In a way his resistance makes sense. He doesn’t want to be the anti-thought leader leading the charge against thought leading, after all. And he’s all for reform, but only once the problem has been fully considered, which, by the way, he thinks it almost never is.

‘It’s hard for me to think of anything better designed to burn down this age of business fundamentalism, this age of market worship than the flamboyant failure of the faux billionaire, faux savior Donald Trump,’ Giridharadas says. Photograph: Evan Vucci/AP

“It’s the winners who want these solutions,” he says, to mask their desire for premature absolution. “I think the desire for solutions and takeaways itself has an agenda,” he adds. “I think takeaway culture is a big part of why we’re here: because we’re not willing to think any more and understand the complexity of these problems, and sit with them.”

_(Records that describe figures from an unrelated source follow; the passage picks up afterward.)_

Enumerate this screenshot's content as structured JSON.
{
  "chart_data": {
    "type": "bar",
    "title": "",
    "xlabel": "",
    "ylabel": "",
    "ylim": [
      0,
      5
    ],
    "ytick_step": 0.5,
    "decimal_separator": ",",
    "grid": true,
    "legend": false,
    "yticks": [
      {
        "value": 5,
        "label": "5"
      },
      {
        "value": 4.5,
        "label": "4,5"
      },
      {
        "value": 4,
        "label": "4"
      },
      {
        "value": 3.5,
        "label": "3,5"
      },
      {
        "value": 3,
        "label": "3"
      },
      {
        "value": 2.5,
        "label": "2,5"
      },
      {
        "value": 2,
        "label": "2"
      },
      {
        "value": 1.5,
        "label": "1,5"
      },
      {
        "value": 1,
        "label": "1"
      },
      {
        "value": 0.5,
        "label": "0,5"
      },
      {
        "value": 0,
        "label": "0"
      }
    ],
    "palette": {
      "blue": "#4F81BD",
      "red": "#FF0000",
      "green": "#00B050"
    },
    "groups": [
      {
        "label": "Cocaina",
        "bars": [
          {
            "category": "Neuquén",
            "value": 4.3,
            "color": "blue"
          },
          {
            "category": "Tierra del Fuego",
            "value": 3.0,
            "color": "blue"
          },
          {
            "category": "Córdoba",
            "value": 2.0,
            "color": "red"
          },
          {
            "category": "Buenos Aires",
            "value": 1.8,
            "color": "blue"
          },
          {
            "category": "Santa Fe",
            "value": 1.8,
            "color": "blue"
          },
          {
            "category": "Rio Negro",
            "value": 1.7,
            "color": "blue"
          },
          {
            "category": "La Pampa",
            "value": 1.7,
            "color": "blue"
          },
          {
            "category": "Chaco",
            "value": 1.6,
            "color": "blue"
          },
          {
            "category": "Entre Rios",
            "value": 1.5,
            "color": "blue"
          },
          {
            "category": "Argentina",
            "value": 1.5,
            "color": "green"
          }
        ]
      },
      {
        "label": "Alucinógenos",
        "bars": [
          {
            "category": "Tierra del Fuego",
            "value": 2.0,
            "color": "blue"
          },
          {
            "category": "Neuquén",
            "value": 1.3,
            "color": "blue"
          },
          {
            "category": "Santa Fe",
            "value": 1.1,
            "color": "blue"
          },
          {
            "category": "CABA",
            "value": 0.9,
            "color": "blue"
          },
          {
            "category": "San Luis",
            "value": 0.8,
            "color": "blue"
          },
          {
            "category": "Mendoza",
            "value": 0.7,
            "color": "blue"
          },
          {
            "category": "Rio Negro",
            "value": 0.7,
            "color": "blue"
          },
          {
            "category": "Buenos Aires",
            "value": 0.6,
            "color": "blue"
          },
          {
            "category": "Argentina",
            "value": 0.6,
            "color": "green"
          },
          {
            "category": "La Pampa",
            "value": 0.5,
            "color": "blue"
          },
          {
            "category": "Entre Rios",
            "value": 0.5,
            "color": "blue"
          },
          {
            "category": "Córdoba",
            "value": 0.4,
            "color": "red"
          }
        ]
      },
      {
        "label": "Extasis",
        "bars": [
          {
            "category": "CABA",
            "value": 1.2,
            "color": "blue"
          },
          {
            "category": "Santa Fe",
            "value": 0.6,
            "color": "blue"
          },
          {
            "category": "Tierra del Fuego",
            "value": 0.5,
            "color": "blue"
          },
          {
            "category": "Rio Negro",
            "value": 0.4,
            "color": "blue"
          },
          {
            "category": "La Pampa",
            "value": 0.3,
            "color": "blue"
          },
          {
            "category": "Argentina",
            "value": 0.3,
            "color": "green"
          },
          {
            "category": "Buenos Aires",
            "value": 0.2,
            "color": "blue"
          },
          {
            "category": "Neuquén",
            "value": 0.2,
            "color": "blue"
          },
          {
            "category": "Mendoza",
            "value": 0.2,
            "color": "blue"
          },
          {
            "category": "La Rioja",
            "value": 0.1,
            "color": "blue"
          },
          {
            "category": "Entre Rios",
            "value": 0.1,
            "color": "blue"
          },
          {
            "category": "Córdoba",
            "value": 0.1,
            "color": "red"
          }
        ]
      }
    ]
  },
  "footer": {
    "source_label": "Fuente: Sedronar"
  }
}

He sounds some hopeful notes, provocatively quoting the billionaire Vinod Khosla as saying “capitalism exists by permission of democracy”. It’s a way, perhaps, to suggest that real change requires politics and collective action, something Giridharadas has argued previously in the pages of the Times. “We ended slavery by acting together,” he tells me now. “We defeated fascism together. We electrified rural America together. We got kids out of factories and antifreeze out of medicine acting together.”

In addition he thinks Aspen would do well to spend its time listening to more of society’s losers, and fewer winners. “The powerful are very good at disseminating their own bullshit,” he says. “They don’t need the intellectual reputation laundering of ideas festivals to make their heavily marketed bullshit smell even sweeter.”

“I sincerely believe,” he says, “that had more of the institutions of this country – and particularly those involved in thinking and ideas, not just conferences but all kinds of things – been more skeptical of elite fantasies and more mindful of what was actually going on in other people’s lives in this country, I think it’s very possible we wouldn’t have orange Mussolini in the White House.”